Windows 2008 and the IsAlive Sanity Check

Admins running Exchange Clusters are likely already familiar with volume mount points, but I'll provide a brief overview for those new to the topic:

A mount point is a location on a disk that looks and acts like a folder (in a logical sense) but actually points to a physical disk logical unit number (in a physical sense). Most cluster administrators use mount points to overcome limitations on the number of drive letters that can be assigned in a multi-node cluster. Some admins choose to use them just for convenience as it results in simplified paths to your databases and logs while still allowing you to divide the dbs and logs across many separate disk LUNs. (Our Exchange Team blog mentions mount points explicitly when discussing storage configurations - see https://msexchangeteam.com/archive/2007/01/15/432199.aspx). Mount points are still around in Windows 2008, but if you're thinking of implementing them for Exchange, I recommend reading the following KB article first:

https://support.microsoft.com/kb/953652 : A physical disk resource may unexpectedly fail or go offline when the IsAlive function is executed on a Windows Server 2008 cluster node


Scenario

Our server is an Exchange 2007 cluster (SCC) on a Windows 2008 platform. This server has 35 storage groups set up with one database in each SG. Users begin complaining that they can't access their email; a review of the server finds that Storage Group 8's database is in an `Online Pending` state. The database will not come online. Attempts to bring the database online or offline from the cluster failover console produce no results; cluster cannot manage the database at all. Attempts to fail back to the original node also go nowhere as the db resource cannot be controlled.
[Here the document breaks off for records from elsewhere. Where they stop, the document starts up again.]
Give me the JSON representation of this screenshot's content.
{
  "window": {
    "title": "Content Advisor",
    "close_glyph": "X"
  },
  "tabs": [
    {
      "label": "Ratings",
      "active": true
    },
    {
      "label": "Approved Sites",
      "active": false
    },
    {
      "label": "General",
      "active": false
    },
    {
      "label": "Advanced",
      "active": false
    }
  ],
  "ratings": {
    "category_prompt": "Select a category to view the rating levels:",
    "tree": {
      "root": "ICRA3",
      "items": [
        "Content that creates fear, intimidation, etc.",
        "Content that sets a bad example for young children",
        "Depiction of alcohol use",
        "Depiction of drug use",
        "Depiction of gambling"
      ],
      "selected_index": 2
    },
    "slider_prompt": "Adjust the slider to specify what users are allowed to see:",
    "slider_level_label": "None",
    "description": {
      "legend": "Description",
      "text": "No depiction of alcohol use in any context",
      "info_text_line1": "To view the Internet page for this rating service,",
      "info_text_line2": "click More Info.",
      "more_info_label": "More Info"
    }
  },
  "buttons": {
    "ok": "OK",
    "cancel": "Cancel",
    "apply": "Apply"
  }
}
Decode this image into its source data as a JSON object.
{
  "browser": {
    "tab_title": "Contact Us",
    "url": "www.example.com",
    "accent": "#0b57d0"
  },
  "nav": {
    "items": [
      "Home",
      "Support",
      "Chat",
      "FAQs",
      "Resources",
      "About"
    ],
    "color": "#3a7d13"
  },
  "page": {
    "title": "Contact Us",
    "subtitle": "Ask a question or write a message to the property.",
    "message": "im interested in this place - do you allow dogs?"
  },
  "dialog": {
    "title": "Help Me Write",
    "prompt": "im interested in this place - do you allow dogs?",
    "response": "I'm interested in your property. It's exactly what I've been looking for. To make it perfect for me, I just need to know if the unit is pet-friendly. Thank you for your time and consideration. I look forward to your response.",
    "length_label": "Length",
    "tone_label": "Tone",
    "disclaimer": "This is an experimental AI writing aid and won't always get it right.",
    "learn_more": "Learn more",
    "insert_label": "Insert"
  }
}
We wound up killing store.exe with Task Manager. From there we were able to fail over between our cluster nodes. Storage Group 8 came back online without a problem on our passive node. Root cause analysis (RCA) was requested for the database failure.

 

The Application Event Log shows the following events chronologically:

Source: ESE
Event 482 -
Attempt to write E07.log failed. System error 21 / -1022 (device not ready).

Event 414 -
Unable to write Section 0 while flushing logfile G:\MySG8_Logs\E07.log. Error -1022 (0xfffffc02)

Event 492 -
Logfile sequence for G:\MySG8_Logs halted due to a fatal error. No further updates possible for databases on this sequence. Please correct or restore from a backup.

Source: MSExchangeIS
Event 9558 -
Error occurred while writing to database log of SG "MySG8", attempting to unmount.

Source: ESE
Event 471 -
MSExchangeIS (7732) MySG8 unable to rollback operation #461177896 on database G:\MySG8_DB\MySG8_DBFile.EDB error -510. All further database updates will be rejected.

--

1:01:22pm
Source: MSExchangeCluster
1021 -
Failed to terminate the cluster resource MySG8_DB due to a timeout.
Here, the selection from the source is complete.